UK businesses tell Chancellor to raise taxes to help push for net zero

More than a third of companies believe that the chancellor should increase taxes to tackle greenhouse gases as part of “a carrot and stick” approach to driving the transition to net zero.

More than a third of companies believe that the chancellor should increase taxes to tackle greenhouse gases as part of “a carrot and stick” approach to driving the transition to net zero.

A survey of more than 1,000 businesses by EY released days before Rishi Sunak delivers his third budget found that 39 per cent of respondents thought taxes should go up to raise the cost of emissions.

Last week the government set out its blueprint for reaching net zero carbon emissions by 2050. Analysis released by the Treasury showed that Britain faces a £37 billion-a-year black hole as revenues from fuel duty disappear.

Chris Sanger, head of tax policy at EY, said that companies recognised “there’s a role to play for both the carrot and the stick” in the push for net zero. “The stick is a greater burden on the use of carbon-intensive energy, with the carrot being tax relief for investment into greener sources of power,” he said.

The budget on Wednesday comes just before the Cop26 climate conference in Glasgow, which starts on Sunday. British businesses are bracing for a tough winter, with surging energy prices, labour shortages and widespread supply chain disruption pushing up inflation. Companies also are worried about the forthcoming rise in national insurance contributions that will take effect in April, as well as the recent resurgence of coronavirus cases.

It emerged over the weekend that the budget will include a £1.4 billion investment fund that will provide grants to encourage overseas companies to invest in British industries such as life sciences and electric cars.

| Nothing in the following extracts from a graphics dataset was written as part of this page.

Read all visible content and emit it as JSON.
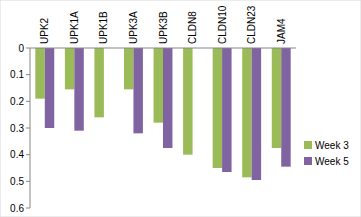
{
  "chart_data": {
    "type": "bar",
    "categories": [
      "UPK2",
      "UPK1A",
      "UPK1B",
      "UPK3A",
      "UPK3B",
      "CLDN8",
      "CLDN10",
      "CLDN23",
      "JAM4"
    ],
    "series": [
      {
        "name": "Week 3",
        "color": "#9bbb59",
        "values": [
          0.19,
          0.155,
          0.26,
          0.155,
          0.28,
          0.4,
          0.45,
          0.485,
          0.375
        ]
      },
      {
        "name": "Week 5",
        "color": "#8064a2",
        "values": [
          0.3,
          0.31,
          null,
          0.32,
          0.375,
          null,
          0.465,
          0.495,
          0.445
        ]
      }
    ],
    "ylim": [
      0,
      0.6
    ],
    "yticks": [
      0,
      0.1,
      0.2,
      0.3,
      0.4,
      0.5,
      0.6
    ],
    "grid": false,
    "legend": "right"
  }
}
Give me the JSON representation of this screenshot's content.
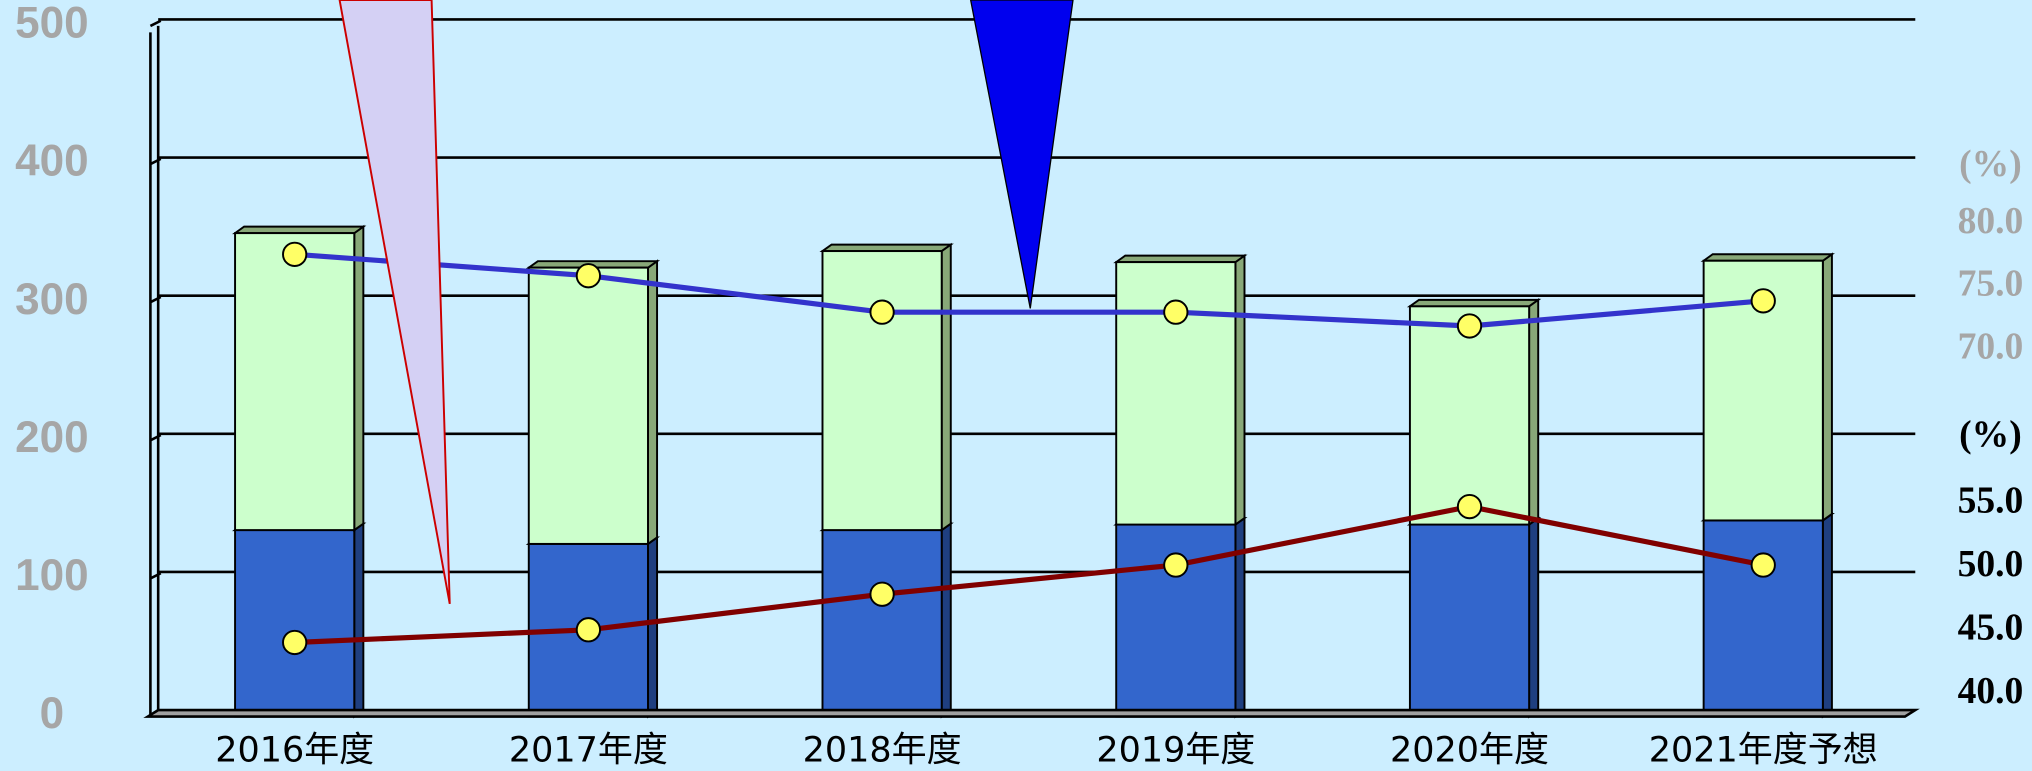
{
  "chart_data": {
    "type": "bar",
    "categories": [
      "2016年度",
      "2017年度",
      "2018年度",
      "2019年度",
      "2020年度",
      "2021年度予想"
    ],
    "series": [
      {
        "color": "#3366cc",
        "values": [
          135,
          125,
          135,
          139,
          139,
          142
        ]
      },
      {
        "color": "#ccffcc",
        "values": [
          215,
          200,
          202,
          190,
          158,
          188
        ]
      },
      {
        "type": "line",
        "axis": "y2",
        "color": "#3333cc",
        "values": [
          77.6,
          75.9,
          73.0,
          73.0,
          71.9,
          73.9
        ]
      },
      {
        "type": "line",
        "axis": "y3",
        "color": "#800000",
        "values": [
          44.1,
          45.1,
          47.9,
          50.2,
          54.8,
          50.2
        ]
      }
    ],
    "ylim": [
      0,
      500
    ],
    "yticks": [
      0,
      100,
      200,
      300,
      400,
      500
    ],
    "grid": true,
    "y2label": "(%)",
    "y2lim": [
      70,
      80
    ],
    "y2ticks": [
      {
        "value": 80,
        "label": "80.0"
      },
      {
        "value": 75,
        "label": "75.0"
      },
      {
        "value": 70,
        "label": "70.0"
      }
    ],
    "y3label": "(%)",
    "y3lim": [
      40,
      55
    ],
    "y3ticks": [
      {
        "value": 55,
        "label": "55.0"
      },
      {
        "value": 50,
        "label": "50.0"
      },
      {
        "value": 45,
        "label": "45.0"
      },
      {
        "value": 40,
        "label": "40.0"
      }
    ]
  }
}
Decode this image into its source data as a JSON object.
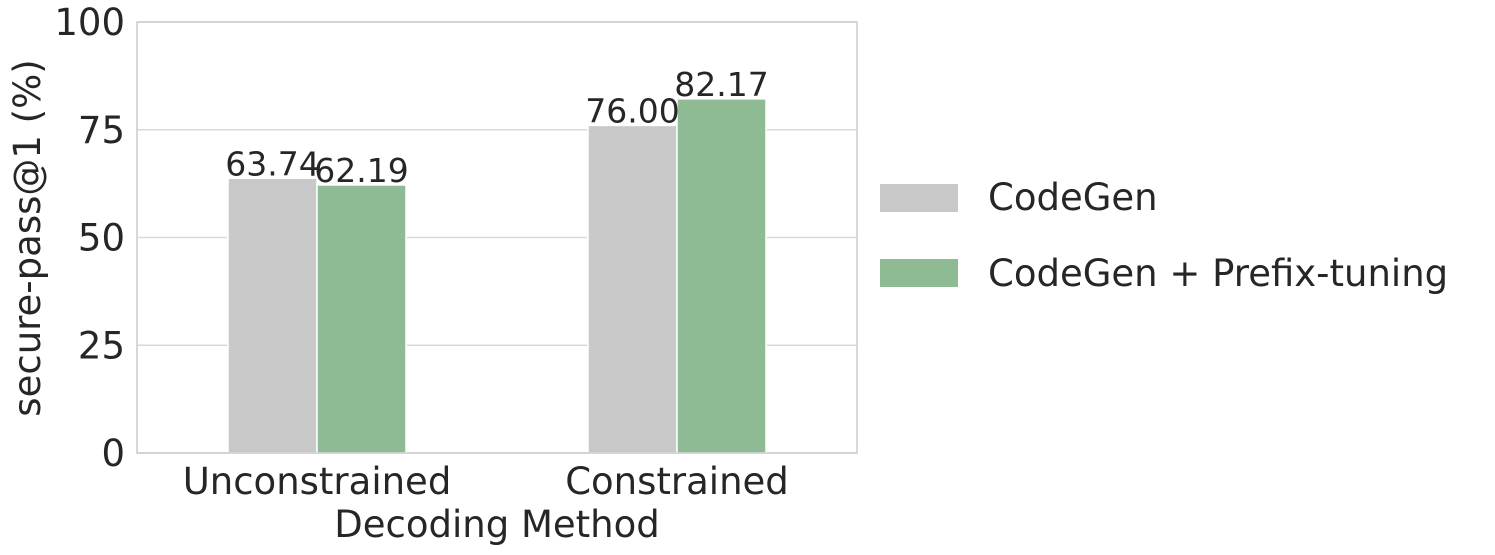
{
  "chart_data": {
    "type": "bar",
    "title": "",
    "xlabel": "Decoding Method",
    "ylabel": "secure-pass@1 (%)",
    "categories": [
      "Unconstrained",
      "Constrained"
    ],
    "series": [
      {
        "name": "CodeGen",
        "values": [
          63.74,
          76.0
        ],
        "labels": [
          "63.74",
          "76.00"
        ],
        "color": "#c8c8c8"
      },
      {
        "name": "CodeGen + Prefix-tuning",
        "values": [
          62.19,
          82.17
        ],
        "labels": [
          "62.19",
          "82.17"
        ],
        "color": "#8eba94"
      }
    ],
    "ylim": [
      0,
      100
    ],
    "yticks": [
      0,
      25,
      50,
      75,
      100
    ],
    "ytick_labels": [
      "0",
      "25",
      "50",
      "75",
      "100"
    ],
    "grid": true,
    "legend_position": "right"
  }
}
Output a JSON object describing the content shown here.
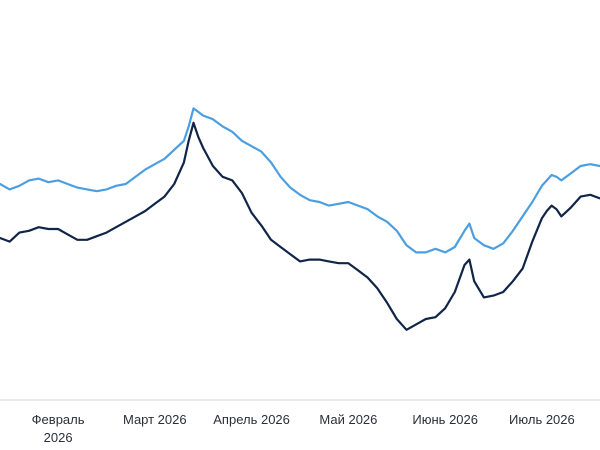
{
  "chart_data": {
    "type": "line",
    "title": "",
    "xlabel": "",
    "ylabel": "",
    "grid": false,
    "legend": "none",
    "x_ticks": [
      {
        "x": 0.0,
        "label": "Февраль",
        "label2": "2026"
      },
      {
        "x": 1.0,
        "label": "Март 2026"
      },
      {
        "x": 2.0,
        "label": "Апрель 2026"
      },
      {
        "x": 3.0,
        "label": "Май 2026"
      },
      {
        "x": 4.0,
        "label": "Июнь 2026"
      },
      {
        "x": 5.0,
        "label": "Июль 2026"
      }
    ],
    "xlim": [
      -0.6,
      5.6
    ],
    "ylim": [
      0,
      100
    ],
    "series": [
      {
        "color": "#4b9fe0",
        "points": [
          [
            -0.6,
            60.0
          ],
          [
            -0.5,
            58.5
          ],
          [
            -0.4,
            59.5
          ],
          [
            -0.3,
            61.0
          ],
          [
            -0.2,
            61.5
          ],
          [
            -0.1,
            60.5
          ],
          [
            0.0,
            61.0
          ],
          [
            0.1,
            60.0
          ],
          [
            0.2,
            59.0
          ],
          [
            0.3,
            58.5
          ],
          [
            0.4,
            58.0
          ],
          [
            0.5,
            58.5
          ],
          [
            0.6,
            59.5
          ],
          [
            0.7,
            60.0
          ],
          [
            0.8,
            62.0
          ],
          [
            0.9,
            64.0
          ],
          [
            1.0,
            65.5
          ],
          [
            1.1,
            67.0
          ],
          [
            1.2,
            69.5
          ],
          [
            1.3,
            72.0
          ],
          [
            1.35,
            76.0
          ],
          [
            1.4,
            81.0
          ],
          [
            1.45,
            80.0
          ],
          [
            1.5,
            79.0
          ],
          [
            1.6,
            78.0
          ],
          [
            1.7,
            76.0
          ],
          [
            1.8,
            74.5
          ],
          [
            1.9,
            72.0
          ],
          [
            2.0,
            70.5
          ],
          [
            2.1,
            69.0
          ],
          [
            2.2,
            66.0
          ],
          [
            2.3,
            62.0
          ],
          [
            2.4,
            59.0
          ],
          [
            2.5,
            57.0
          ],
          [
            2.6,
            55.5
          ],
          [
            2.7,
            55.0
          ],
          [
            2.8,
            54.0
          ],
          [
            2.9,
            54.5
          ],
          [
            3.0,
            55.0
          ],
          [
            3.1,
            54.0
          ],
          [
            3.2,
            53.0
          ],
          [
            3.3,
            51.0
          ],
          [
            3.4,
            49.5
          ],
          [
            3.5,
            47.0
          ],
          [
            3.6,
            43.0
          ],
          [
            3.7,
            41.0
          ],
          [
            3.8,
            41.0
          ],
          [
            3.9,
            42.0
          ],
          [
            4.0,
            41.0
          ],
          [
            4.1,
            42.5
          ],
          [
            4.2,
            47.0
          ],
          [
            4.25,
            49.0
          ],
          [
            4.3,
            45.0
          ],
          [
            4.4,
            43.0
          ],
          [
            4.5,
            42.0
          ],
          [
            4.6,
            43.5
          ],
          [
            4.7,
            47.0
          ],
          [
            4.8,
            51.0
          ],
          [
            4.9,
            55.0
          ],
          [
            5.0,
            59.5
          ],
          [
            5.05,
            61.0
          ],
          [
            5.1,
            62.5
          ],
          [
            5.15,
            62.0
          ],
          [
            5.2,
            61.0
          ],
          [
            5.3,
            63.0
          ],
          [
            5.4,
            65.0
          ],
          [
            5.5,
            65.5
          ],
          [
            5.6,
            65.0
          ]
        ]
      },
      {
        "color": "#102548",
        "points": [
          [
            -0.6,
            45.0
          ],
          [
            -0.5,
            44.0
          ],
          [
            -0.4,
            46.5
          ],
          [
            -0.3,
            47.0
          ],
          [
            -0.2,
            48.0
          ],
          [
            -0.1,
            47.5
          ],
          [
            0.0,
            47.5
          ],
          [
            0.1,
            46.0
          ],
          [
            0.2,
            44.5
          ],
          [
            0.3,
            44.5
          ],
          [
            0.4,
            45.5
          ],
          [
            0.5,
            46.5
          ],
          [
            0.6,
            48.0
          ],
          [
            0.7,
            49.5
          ],
          [
            0.8,
            51.0
          ],
          [
            0.9,
            52.5
          ],
          [
            1.0,
            54.5
          ],
          [
            1.1,
            56.5
          ],
          [
            1.2,
            60.0
          ],
          [
            1.3,
            66.0
          ],
          [
            1.35,
            72.0
          ],
          [
            1.4,
            77.0
          ],
          [
            1.45,
            73.0
          ],
          [
            1.5,
            70.0
          ],
          [
            1.6,
            65.0
          ],
          [
            1.7,
            62.0
          ],
          [
            1.8,
            61.0
          ],
          [
            1.9,
            57.5
          ],
          [
            2.0,
            52.0
          ],
          [
            2.1,
            48.5
          ],
          [
            2.2,
            44.5
          ],
          [
            2.3,
            42.5
          ],
          [
            2.4,
            40.5
          ],
          [
            2.5,
            38.5
          ],
          [
            2.6,
            39.0
          ],
          [
            2.7,
            39.0
          ],
          [
            2.8,
            38.5
          ],
          [
            2.9,
            38.0
          ],
          [
            3.0,
            38.0
          ],
          [
            3.1,
            36.0
          ],
          [
            3.2,
            34.0
          ],
          [
            3.3,
            31.0
          ],
          [
            3.4,
            27.0
          ],
          [
            3.5,
            22.5
          ],
          [
            3.6,
            19.5
          ],
          [
            3.7,
            21.0
          ],
          [
            3.8,
            22.5
          ],
          [
            3.9,
            23.0
          ],
          [
            4.0,
            25.5
          ],
          [
            4.1,
            30.0
          ],
          [
            4.2,
            37.5
          ],
          [
            4.25,
            39.0
          ],
          [
            4.3,
            33.0
          ],
          [
            4.4,
            28.5
          ],
          [
            4.5,
            29.0
          ],
          [
            4.6,
            30.0
          ],
          [
            4.7,
            33.0
          ],
          [
            4.8,
            36.5
          ],
          [
            4.9,
            44.0
          ],
          [
            5.0,
            50.5
          ],
          [
            5.05,
            52.5
          ],
          [
            5.1,
            54.0
          ],
          [
            5.15,
            53.0
          ],
          [
            5.2,
            51.0
          ],
          [
            5.3,
            53.5
          ],
          [
            5.4,
            56.5
          ],
          [
            5.5,
            57.0
          ],
          [
            5.6,
            56.0
          ]
        ]
      }
    ]
  }
}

The EY survey found that attracting investment to Britain was the main concern for companies, with almost two thirds of respondents saying that this should be a priority for Sunak.

The Federation of Small Businesses urged the government to relieve pressure on its members. Its latest quarterly survey found that worries about taxes were at a two-year high. It called for the employment allowance to be lifted to £5,000 from £4,000 and for lower VAT on utility bills for the smallest firms.

More than 200 hospitality bosses have signed a letter to the chancellor calling for VAT on the industry to be kept permanently at 12.5 per cent. It was lowered from 20 per cent to help pubs and restaurants during the pandemic.

Yorkshire Building Society called on Sunak to scrap the lowest stamp duty band to help the housing market.